Higher incidence of angioedema reported with ACE inhibitors in black patients compared with other races.1 500

Common Adverse Effects

Cough, dizziness, diarrhea, flu syndrome, fatigue, pharyngitis, flushing, rash, myalgia.1

Actions

  • Prodrug; not pharmacologically active until hydrolyzed in the liver to moexiprilat.1

  • Suppresses the renin-angiotensin-aldosterone system.1

Advice to Patients

  • Risk of angioedema, anaphylactoid reactions, or other sensitivity reactions.1 Importance of reporting sensitivity reactions (e.g., edema of face, eyes, lips, tongue, or extremities; hoarseness; swallowing or breathing with difficulty) immediately to clinician and of discontinuing the drug.1

  • Importance of reporting signs of infection (e.g., sore throat, fever).1

  • Risk of hypotension.1 Importance of informing clinicians promptly if lightheadedness or fainting occurs.1

  • Importance of adequate fluid intake; risk of volume depletion with excessive perspiration, dehydration, vomiting, or diarrhea.1

  • Risks of use during pregnancy.1 110 111 (See Boxed Warning.)

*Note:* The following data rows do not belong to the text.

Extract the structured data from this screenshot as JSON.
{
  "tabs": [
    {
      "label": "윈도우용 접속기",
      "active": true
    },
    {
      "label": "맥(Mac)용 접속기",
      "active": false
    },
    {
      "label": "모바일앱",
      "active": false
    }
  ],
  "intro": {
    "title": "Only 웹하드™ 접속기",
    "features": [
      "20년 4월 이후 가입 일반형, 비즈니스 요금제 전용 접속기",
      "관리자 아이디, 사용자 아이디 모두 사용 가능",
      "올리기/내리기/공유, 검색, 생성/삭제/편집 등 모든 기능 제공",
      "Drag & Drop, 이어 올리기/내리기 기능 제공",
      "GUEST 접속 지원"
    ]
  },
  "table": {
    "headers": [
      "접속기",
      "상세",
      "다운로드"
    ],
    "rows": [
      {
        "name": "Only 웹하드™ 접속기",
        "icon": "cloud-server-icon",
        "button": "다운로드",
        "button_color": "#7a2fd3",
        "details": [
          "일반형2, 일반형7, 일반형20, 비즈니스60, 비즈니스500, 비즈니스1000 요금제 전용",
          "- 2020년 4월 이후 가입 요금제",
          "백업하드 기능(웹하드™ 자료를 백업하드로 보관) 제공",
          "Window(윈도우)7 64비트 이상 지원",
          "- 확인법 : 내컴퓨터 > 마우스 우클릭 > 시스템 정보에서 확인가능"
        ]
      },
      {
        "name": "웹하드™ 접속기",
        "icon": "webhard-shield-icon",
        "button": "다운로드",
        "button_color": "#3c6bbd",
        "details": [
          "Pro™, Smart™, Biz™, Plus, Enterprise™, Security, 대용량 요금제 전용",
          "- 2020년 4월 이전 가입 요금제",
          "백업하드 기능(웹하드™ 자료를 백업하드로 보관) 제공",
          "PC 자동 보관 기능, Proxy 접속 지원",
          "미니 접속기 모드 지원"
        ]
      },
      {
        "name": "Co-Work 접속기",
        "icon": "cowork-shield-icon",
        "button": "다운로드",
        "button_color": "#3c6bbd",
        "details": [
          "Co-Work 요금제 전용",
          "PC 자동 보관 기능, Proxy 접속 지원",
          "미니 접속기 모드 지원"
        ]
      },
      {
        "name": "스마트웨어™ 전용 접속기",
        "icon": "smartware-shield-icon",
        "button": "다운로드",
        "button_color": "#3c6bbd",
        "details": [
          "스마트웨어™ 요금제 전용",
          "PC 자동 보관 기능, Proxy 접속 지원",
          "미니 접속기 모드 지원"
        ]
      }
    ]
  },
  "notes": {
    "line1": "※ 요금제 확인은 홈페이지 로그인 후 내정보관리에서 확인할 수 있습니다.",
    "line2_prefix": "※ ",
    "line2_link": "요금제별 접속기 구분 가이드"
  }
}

  • Importance of informing clinicians of existing or contemplated concomitant therapy, including prescription and OTC drugs (including salt substitutes containing potassium).1

  • Importance of taking moexipril 1 hour before meals.1

  • Importance of women informing their clinician if they are or plan to become pregnant or plan to breast-feed.1

  • Importance of advising patients of other important precautionary information.1 (See Cautions.)